On self-funded plans, employers only pay for their employees’ health care. This differs from fully funded projects, in which employers pay an insurance company a set amount to take on the financial risk of paying for any health care their employees might need. Insurers often charge a very high price for taking on this risk because they have to plan for the worst-case scenario.
So, self-funding is cheaper unless, all of a sudden, your employees need a lot of expensive health care that you didn’t plan for. Level funding comes into play here. With level funding, there is a limit on how much an employer has to pay for health claims in a given year. Stop-loss insurance pays for claims that go over that amount.
Self-funded plans with level funding eliminate the markups that come with fully funded projects and the risk of paying for too big claims.

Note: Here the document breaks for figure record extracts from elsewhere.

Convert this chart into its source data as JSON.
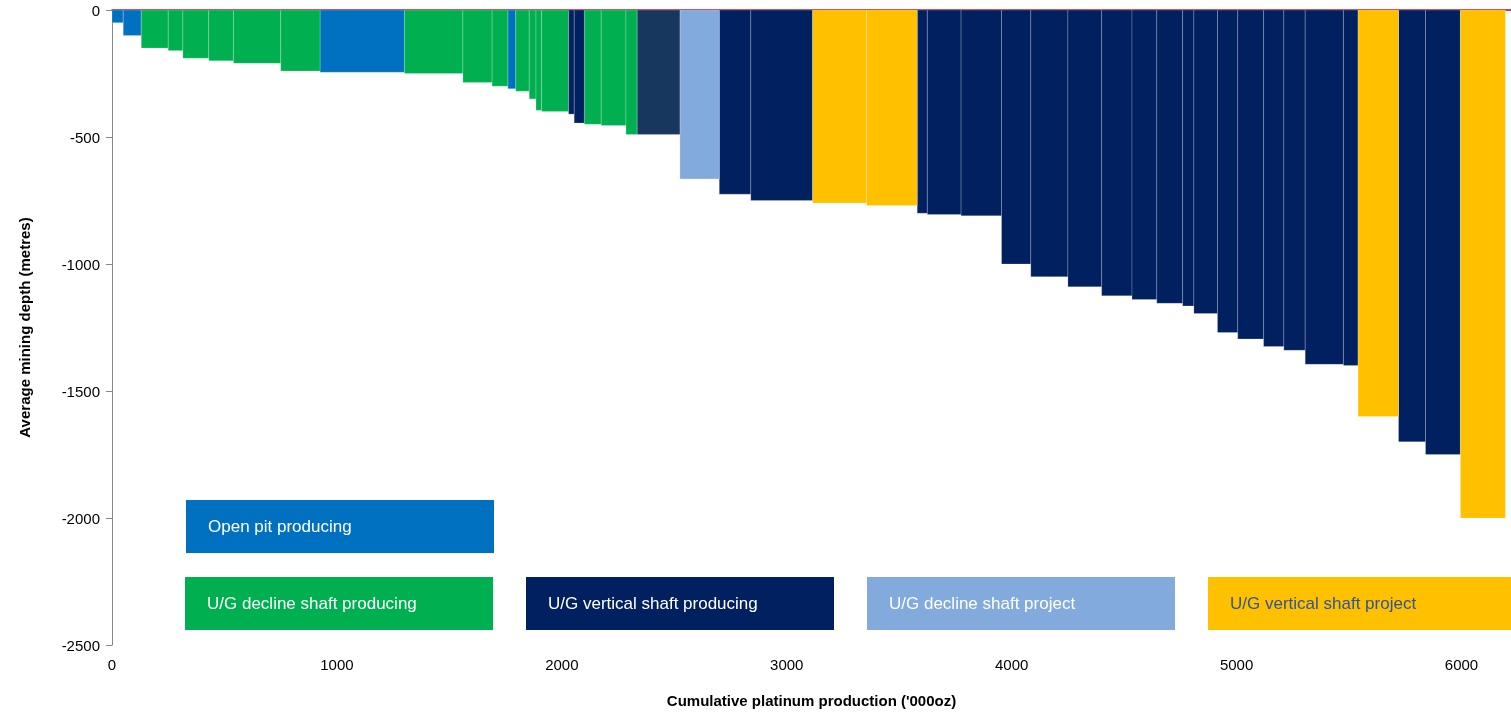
{
  "chart_data": {
    "type": "histogram",
    "xlabel": "Cumulative platinum production ('000oz)",
    "ylabel": "Average mining depth (metres)",
    "bins": [
      0,
      50,
      130,
      250,
      315,
      430,
      540,
      750,
      925,
      1300,
      1560,
      1690,
      1760,
      1795,
      1855,
      1885,
      1910,
      2030,
      2055,
      2100,
      2175,
      2285,
      2335,
      2525,
      2700,
      2840,
      3115,
      3355,
      3580,
      3625,
      3775,
      3955,
      4085,
      4250,
      4400,
      4535,
      4645,
      4760,
      4810,
      4915,
      5005,
      5120,
      5210,
      5305,
      5475,
      5540,
      5720,
      5840,
      5995,
      6195
    ],
    "series": [
      {
        "name": "Open pit producing",
        "color": "#0070c0",
        "values": [
          -50,
          -100,
          null,
          null,
          null,
          null,
          null,
          null,
          -245,
          null,
          null,
          null,
          -310,
          null,
          null,
          null,
          null,
          null,
          null,
          null,
          null,
          null,
          null,
          null,
          null,
          null,
          null,
          null,
          null,
          null,
          null,
          null,
          null,
          null,
          null,
          null,
          null,
          null,
          null,
          null,
          null,
          null,
          null,
          null,
          null,
          null,
          null,
          null,
          null
        ]
      },
      {
        "name": "U/G decline shaft producing",
        "color": "#00b050",
        "values": [
          null,
          null,
          -150,
          -160,
          -190,
          -200,
          -210,
          -240,
          null,
          -250,
          -285,
          -300,
          null,
          -320,
          -350,
          -395,
          -400,
          null,
          null,
          -450,
          -455,
          -490,
          null,
          null,
          null,
          null,
          null,
          null,
          null,
          null,
          null,
          null,
          null,
          null,
          null,
          null,
          null,
          null,
          null,
          null,
          null,
          null,
          null,
          null,
          null,
          null,
          null,
          null,
          null
        ]
      },
      {
        "name": "U/G vertical shaft producing",
        "color": "#002060",
        "values": [
          null,
          null,
          null,
          null,
          null,
          null,
          null,
          null,
          null,
          null,
          null,
          null,
          null,
          null,
          null,
          null,
          null,
          -410,
          -445,
          null,
          null,
          null,
          null,
          null,
          -725,
          -750,
          null,
          null,
          -800,
          -805,
          -810,
          -1000,
          -1050,
          -1090,
          -1125,
          -1140,
          -1155,
          -1165,
          -1195,
          -1270,
          -1295,
          -1325,
          -1340,
          -1395,
          -1400,
          null,
          -1700,
          -1750,
          null
        ]
      },
      {
        "name": "U/G decline shaft project",
        "color": "#82aadc",
        "values": [
          null,
          null,
          null,
          null,
          null,
          null,
          null,
          null,
          null,
          null,
          null,
          null,
          null,
          null,
          null,
          null,
          null,
          null,
          null,
          null,
          null,
          null,
          null,
          -665,
          null,
          null,
          null,
          null,
          null,
          null,
          null,
          null,
          null,
          null,
          null,
          null,
          null,
          null,
          null,
          null,
          null,
          null,
          null,
          null,
          null,
          null,
          null,
          null,
          null
        ]
      },
      {
        "name": "U/G vertical shaft project",
        "color": "#ffc000",
        "values": [
          null,
          null,
          null,
          null,
          null,
          null,
          null,
          null,
          null,
          null,
          null,
          null,
          null,
          null,
          null,
          null,
          null,
          null,
          null,
          null,
          null,
          null,
          null,
          null,
          null,
          null,
          -760,
          -770,
          null,
          null,
          null,
          null,
          null,
          null,
          null,
          null,
          null,
          null,
          null,
          null,
          null,
          null,
          null,
          null,
          null,
          -1600,
          null,
          null,
          -2000
        ]
      },
      {
        "color": "#17375e",
        "values": [
          null,
          null,
          null,
          null,
          null,
          null,
          null,
          null,
          null,
          null,
          null,
          null,
          null,
          null,
          null,
          null,
          null,
          null,
          null,
          null,
          null,
          null,
          -490,
          null,
          null,
          null,
          null,
          null,
          null,
          null,
          null,
          null,
          null,
          null,
          null,
          null,
          null,
          null,
          null,
          null,
          null,
          null,
          null,
          null,
          null,
          null,
          null,
          null,
          null
        ]
      }
    ],
    "xlim": [
      0,
      6220
    ],
    "xticks": [
      0,
      1000,
      2000,
      3000,
      4000,
      5000,
      6000
    ],
    "ylim": [
      -2500,
      0
    ],
    "yticks": [
      -2500,
      -2000,
      -1500,
      -1000,
      -500,
      0
    ],
    "grid": false,
    "legend": "bottom"
  }
}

2. Fair-value reimbursement (FVR)
Find insurance companies that use FVR.
FVR is an alternative to the way care has always been priced. The FVR model pays providers based on an established benchmark, such as Medicare reimbursement rates or the provider’s reported costs, so that healthcare providers can’t make up fees too high. This helps keep the costs of claims down and makes them easier to plan for over time.
FVR is hard to add to plans that are fully funded, so it is more common to find it in projects that are self-funded or level-funded.

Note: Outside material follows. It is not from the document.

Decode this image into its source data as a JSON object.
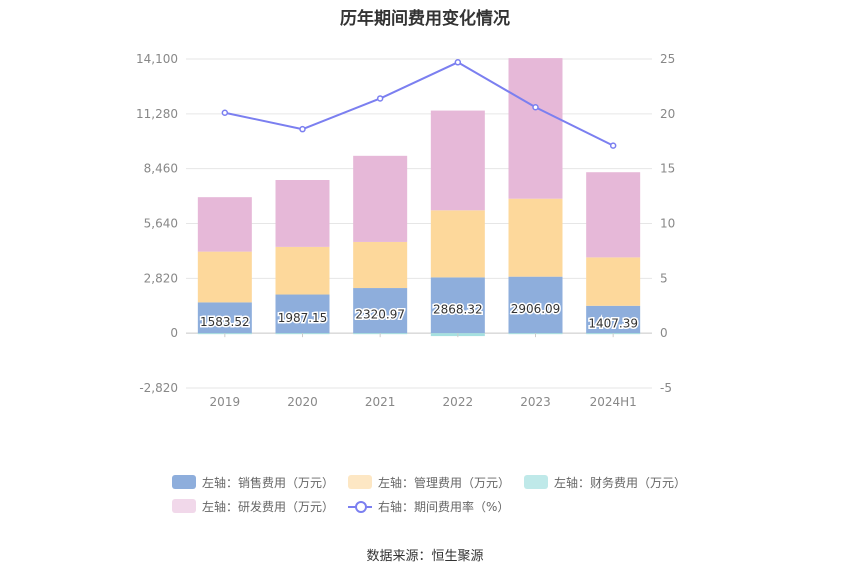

3. Pharmacy benefit managers who are open to the public (transparent PBMs)
Look for insurers that work with PBMs that are easy to understand.

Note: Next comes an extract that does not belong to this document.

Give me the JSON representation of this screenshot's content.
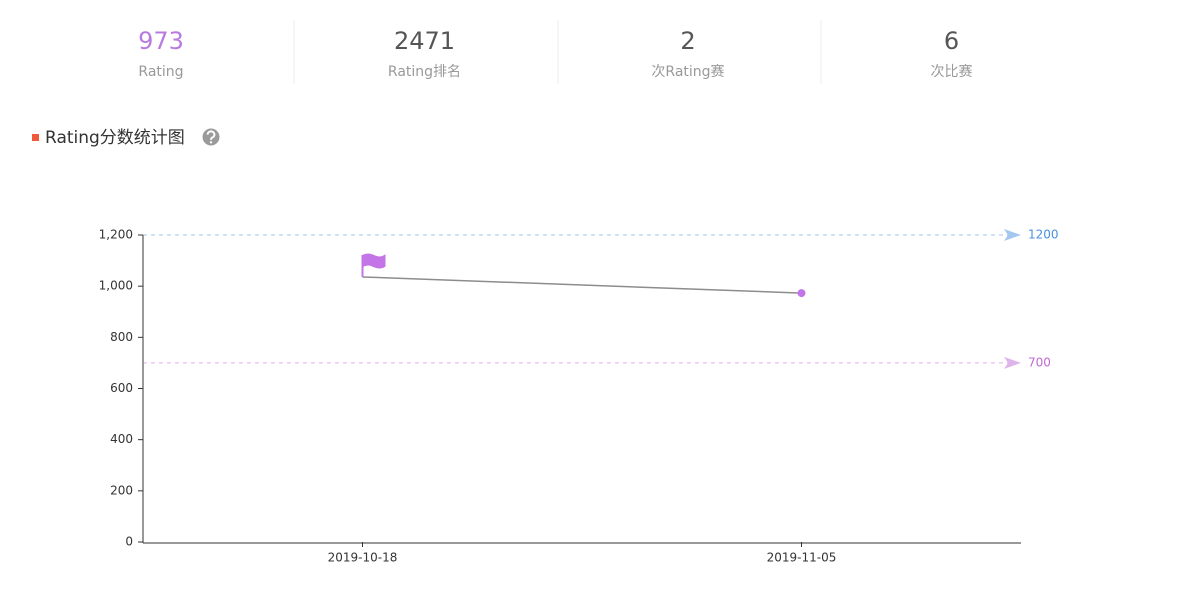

A pharmacy benefits manager (PBM) is a third-party service that helps connect health insurers with pharmacies and drug manufacturers. PBMs negotiate drug prices and handle distribution on behalf of insurers. This should make prescriptions cheaper and easier to get for people with health plans from those insurers.
In reality, the lack of regulation in the U.S. pharmaceutical industry makes it easy for PBMs to raise prices all along the supply chain for their benefit. That’s why it’s essential to ensure that your insurer’s PBM is transparent, which means they give the health insurance company all discounts and rebates. PBMs that are open about making money only charge the insurer a fixed administrative fee.
Where can you buy health insurance for a small group?
Small-group health insurance can be bought in the following ways for your employees:
- Right from a company in your state that sells insurance.
- They are using a broker for insurance. The broker will look for insurance policies that fit your business’s needs. They will charge a broker’s fee and a commission, usually a percentage of the premium. With Gusto and QuickBooks Payroll, for example, you can buy health insurance from brokers on their platforms.
- With the Small Business Health Options Program: SHOP is a way for businesses with fewer than 50 full-time equivalent employees to get insurance from the federal government (up to 100 in some states). Most states require that at least 70% of your employees are eligible to join your SHOP health plan. A small-business healthcare tax credit could cover up to 50% of the premiums for businesses with less than 25 employees.
- You are using an Employer Organization for Professionals. A PEO is a business you can hire to handle your benefits. PEOs can legally hire your employees along with you. PEOs have the same number of employees as larger companies because they are co-employers for several small businesses. This lets them get insurance rates that are better than most small businesses can get.
- Get on the QSEHRA list. This is a plan for small businesses that reimburse employees for certain healthcare costs. Employees can’t put money into their QSEHRAs through their paychecks, and the terms for employer contributions must be the same for each employee.
When you shop for a small-group health plan for your employees, the insurance company will give you quotes based on where your business is located and how many full-time equivalent employees you have.
Conclusion – How Much Does Small Business Health Insurance Cost?
This article is for general knowledge, and it may not be changed after it’s published. Don’t use this article as tax, accounting, or legal advice. Instead, talk to your tax, accounting, or legal expert.